Welcome to the repository of ByteFF! This repository hosts the source code for ByteFF paper.
We offer a free trial of ByteFF through our API service.
For further details, please reach out to [email protected].
There are three types of data used in training process:
- Partial hessian data, containing coordinates, partial hessians and forcefield parameters for pretraining.
- Torsion data, containing coordinates, energies and torsion_ids.
- Energy force data, containing coordinates, energies and forces.
See scripts/prepare_data/README.md
for detailed instructions.
There are three stage of training:
- Pretraining with partial hessian data.
- Traing with partial hessian and torsion data.
- Finetuning with energy force data.
See scripts/train/README.md
for detailed instructions.
The trained model can be used to infer forcefield parameters given a molecule.
The output format is .itp
file, which is compatible with Gromacs.
Use scripts/write_itp/write_itp.py
and scripts/write_itp/write_itp_ensemble.py
BDTorsion benchmark data are accessible in the data
folder.
Please adhere to the Apache 2.0 license and cite our paper if you utilize this data.

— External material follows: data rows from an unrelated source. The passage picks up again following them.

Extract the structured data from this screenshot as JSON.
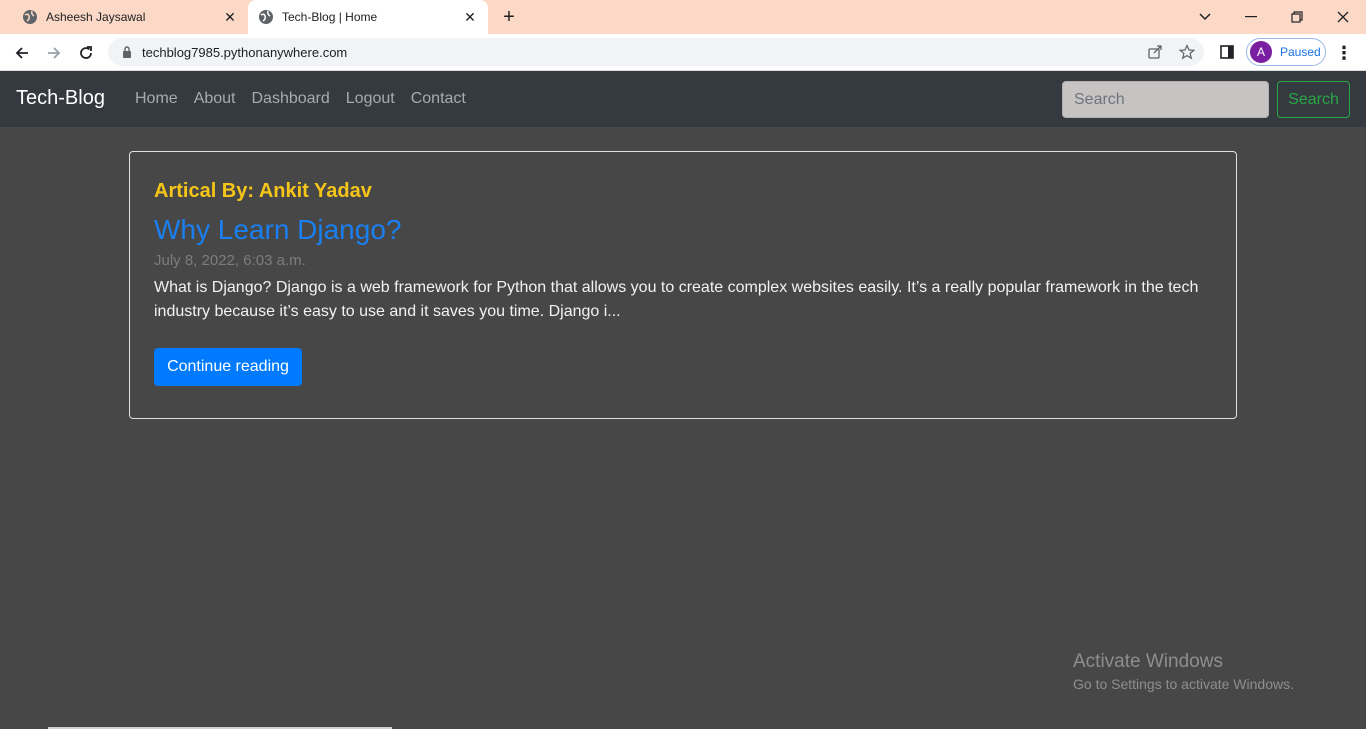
{
  "browser": {
    "tabs": [
      {
        "title": "Asheesh Jaysawal",
        "icon": "globe-icon"
      },
      {
        "title": "Tech-Blog | Home",
        "icon": "globe-icon"
      }
    ],
    "url": "techblog7985.pythonanywhere.com",
    "profile_initial": "A",
    "profile_status": "Paused"
  },
  "site": {
    "brand": "Tech-Blog",
    "nav": [
      "Home",
      "About",
      "Dashboard",
      "Logout",
      "Contact"
    ],
    "search_placeholder": "Search",
    "search_button": "Search"
  },
  "post": {
    "author_line": "Artical By: Ankit Yadav",
    "title": "Why Learn Django?",
    "date": "July 8, 2022, 6:03 a.m.",
    "excerpt": "What is Django? Django is a web framework for Python that allows you to create complex websites easily. It’s a really popular framework in the tech industry because it’s easy to use and it saves you time. Django i...",
    "button": "Continue reading"
  },
  "watermark": {
    "title": "Activate Windows",
    "subtitle": "Go to Settings to activate Windows."
  },
  "colors": {
    "page_bg": "#484748",
    "navbar_bg": "#343a40",
    "author": "#f5c518",
    "title_link": "#1a7ff0",
    "primary_button": "#007bff",
    "success": "#28a745"
  }
}
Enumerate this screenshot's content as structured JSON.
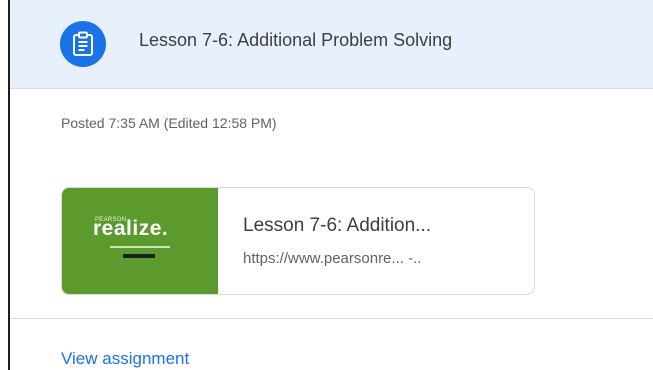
{
  "colors": {
    "header_bg": "#e8f0fe",
    "accent": "#1a73e8",
    "thumbnail_green": "#5b9a2d"
  },
  "header": {
    "icon": "assignment-clipboard-icon",
    "title": "Lesson 7-6: Additional Problem Solving"
  },
  "meta": {
    "posted": "Posted 7:35 AM (Edited 12:58 PM)"
  },
  "attachment": {
    "thumbnail_brand_small": "PEARSON",
    "thumbnail_brand_big": "realize.",
    "title": "Lesson 7-6: Addition...",
    "url": "https://www.pearsonre...  -.."
  },
  "actions": {
    "view_assignment": "View assignment"
  }
}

If you use ByteFF in your research, please cite:
@Article{D4SC06640E,
author ="Zheng, Tianze and Wang, Ailun and Han, Xu and Xia, Yu and Xu, Xingyuan and Zhan, Jiawei and Liu, Yu and Chen, Yang and Wang, Zhi and Wu, Xiaojie and Gong, Sheng and Yan, Wen",
title ="Data-driven parametrization of molecular mechanics force fields for expansive chemical space coverage",
journal ="Chem. Sci.",
year ="2025",
pages ="-",
publisher ="The Royal Society of Chemistry",
doi ="10.1039/D4SC06640E",
url ="http://dx.doi.org/10.1039/D4SC06640E"}
This project is licensed under the Apache License, Version 2.0.